How to Prep an Artichoke
Leave the stem on? Trim off all the pointy ends? Rub with a lemon? Here's the lowdown on what's necessary and what's not.
There's conflicting advice on how to prep an artichoke. Some recipes call for removing the entire stem, while others advise trimming a frugal sliver from the end and peeling the rest. Almost all recipes have you lop some leaves off the top of the artichoke to make the vegetable more attractive. They also recommend removing the pointy ends (which botanists refer to as “spines”) from the remaining leaves and then rubbing every cut surface with a halved lemon to prevent the artichoke from discoloring.
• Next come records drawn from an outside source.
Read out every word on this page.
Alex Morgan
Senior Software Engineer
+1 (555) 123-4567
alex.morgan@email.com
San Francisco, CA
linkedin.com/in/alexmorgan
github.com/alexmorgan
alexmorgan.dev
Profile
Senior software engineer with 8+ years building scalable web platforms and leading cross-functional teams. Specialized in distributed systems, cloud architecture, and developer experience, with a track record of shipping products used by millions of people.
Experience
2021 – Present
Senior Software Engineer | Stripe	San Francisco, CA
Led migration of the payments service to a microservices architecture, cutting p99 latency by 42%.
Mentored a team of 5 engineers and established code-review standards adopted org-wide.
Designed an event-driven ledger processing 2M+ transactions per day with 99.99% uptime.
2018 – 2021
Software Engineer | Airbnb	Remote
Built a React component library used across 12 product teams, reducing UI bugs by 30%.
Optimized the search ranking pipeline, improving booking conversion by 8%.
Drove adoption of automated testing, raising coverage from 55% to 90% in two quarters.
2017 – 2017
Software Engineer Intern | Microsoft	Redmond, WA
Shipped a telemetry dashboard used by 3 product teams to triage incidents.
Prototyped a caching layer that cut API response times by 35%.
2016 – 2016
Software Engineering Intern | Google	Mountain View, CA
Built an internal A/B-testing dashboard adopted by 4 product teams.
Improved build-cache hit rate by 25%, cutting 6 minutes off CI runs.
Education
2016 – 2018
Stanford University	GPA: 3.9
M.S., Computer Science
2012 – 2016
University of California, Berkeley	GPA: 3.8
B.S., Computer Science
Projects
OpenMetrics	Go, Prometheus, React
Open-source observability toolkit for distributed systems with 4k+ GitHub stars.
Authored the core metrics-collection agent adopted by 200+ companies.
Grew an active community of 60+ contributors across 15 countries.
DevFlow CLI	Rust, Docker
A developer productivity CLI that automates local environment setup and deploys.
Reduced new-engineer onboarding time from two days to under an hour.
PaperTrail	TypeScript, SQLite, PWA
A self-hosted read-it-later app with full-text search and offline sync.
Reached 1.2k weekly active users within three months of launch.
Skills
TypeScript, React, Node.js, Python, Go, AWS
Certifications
After testing the various recommendations, we came to our own conclusions:
Since the stem is often unpleasantly fibrous, we don't try to preserve it; instead, we cut it flush with the bottom of the vegetable. (Note: Use a serrated knife; it works better than a chef's knife.)
While we do like trimming the top of the artichoke, since it makes it easier to handle, we don't bother trimming the rest of the leaves, as their pointy ends soften to harmlessness as the artichokes cook.
As for the lemon rubdown, artichokes turn a drab olive green during cooking whether exposed to lemon or not, so we also dispensed with this advice.
Finally, we snap off the tiniest leaves around the stems, which yield little meat and only get in the way when you're trying to eat.